İşitilebilirlik politikası, algoritmik süzgeçleri yapılandıran normları ortaya çıkarmalı ve sorgulamalıdır. Şu veya bu biçimde bir süzme işlemi kaçınılmaz olduğuna göre, tarafsızlık ve nesnellik gibi imkânsız taleplerin ötesine geçilmeli. Mevcut süzgeçleri alt üst eden veya başka amaçlara uygun hale getiren stratejiler önermek, başka politik normlardan esinlenmiş alternatif algoritma mantıkları geliştirmek gerek.

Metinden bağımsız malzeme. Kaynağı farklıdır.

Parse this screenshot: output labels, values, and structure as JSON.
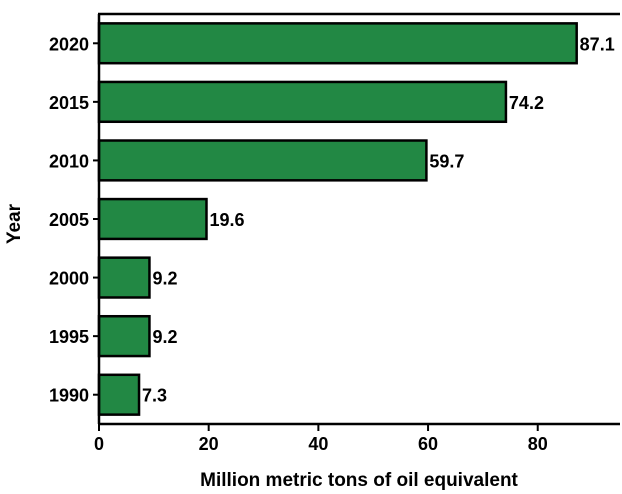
{
  "chart_data": {
    "type": "bar",
    "orientation": "horizontal",
    "title": "",
    "xlabel": "Million metric tons of oil equivalent",
    "ylabel": "Year",
    "categories": [
      "2020",
      "2015",
      "2010",
      "2005",
      "2000",
      "1995",
      "1990"
    ],
    "values": [
      87.1,
      74.2,
      59.7,
      19.6,
      9.2,
      9.2,
      7.3
    ],
    "data_labels": [
      "87.1",
      "74.2",
      "59.7",
      "19.6",
      "9.2",
      "9.2",
      "7.3"
    ],
    "xlim": [
      0,
      95
    ],
    "x_ticks": [
      0,
      20,
      40,
      60,
      80
    ],
    "x_tick_labels": [
      "0",
      "20",
      "40",
      "60",
      "80"
    ],
    "grid": false,
    "legend": "none",
    "bar_color": "#228844",
    "bar_edge_color": "#000000"
  }
}
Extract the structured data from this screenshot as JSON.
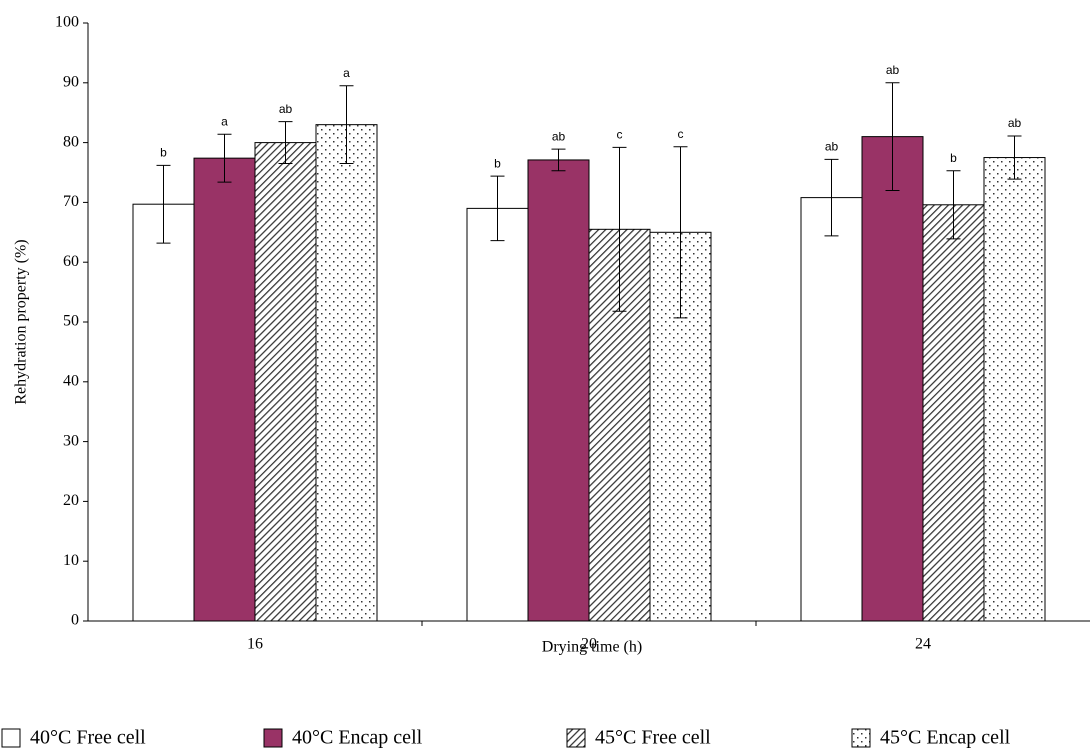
{
  "chart_data": {
    "type": "bar",
    "x_label": "Drying time (h)",
    "y_label": "Rehydration property (%)",
    "categories": [
      "16",
      "20",
      "24"
    ],
    "ylim": [
      0,
      100
    ],
    "yticks": [
      0,
      10,
      20,
      30,
      40,
      50,
      60,
      70,
      80,
      90,
      100
    ],
    "series": [
      {
        "name": "40°C Free cell",
        "color": "#ffffff",
        "values": [
          69.7,
          69,
          70.8
        ],
        "errors": [
          6.5,
          5.4,
          6.4
        ],
        "letters": [
          "b",
          "b",
          "ab"
        ]
      },
      {
        "name": "40°C Encap cell",
        "color": "#993366",
        "values": [
          77.4,
          77.1,
          81
        ],
        "errors": [
          4,
          1.8,
          9
        ],
        "letters": [
          "a",
          "ab",
          "ab"
        ]
      },
      {
        "name": "45°C Free cell",
        "color": "#ffffff",
        "pattern": "hatch",
        "values": [
          80,
          65.5,
          69.6
        ],
        "errors": [
          3.5,
          13.7,
          5.7
        ],
        "letters": [
          "ab",
          "c",
          "b"
        ]
      },
      {
        "name": "45°C Encap cell",
        "color": "#ffffff",
        "pattern": "dots",
        "values": [
          83,
          65,
          77.5
        ],
        "errors": [
          6.5,
          14.3,
          3.6
        ],
        "letters": [
          "a",
          "c",
          "ab"
        ]
      }
    ]
  }
}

Ticari platformların süzme sistemlerinde kâr amacına aykırı değişiklikler yapmaya yanaşmayacakları gün gibi ortada olduğundan, alternatif normları hayata geçirme olasılığı olan üç strateji önermek istiyoruz. İlki, mevcut platformların süzme algoritmalarını kamuya açıklamalarını şart koşan ve içerik akışında gizlice oynamayı engelleyen hukuki düzenlemeler getirilmesi. Bu bilginin kamuya açılması, söz konusu sitelerde bilginin ön plana çıkarılma veya geri plana itilme süreçlerini değiştirmeyecektir, ama en azından kullanıcılar süzme işlemi hakkında bilgi sahibi olur. İkincisi, mevcut platformların alt üst edilmesi. Bunun için, platformların, süzme teknolojilerinin atlatılıp ele geçirilmesi yoluyla hack’lenmeleri gerekiyor.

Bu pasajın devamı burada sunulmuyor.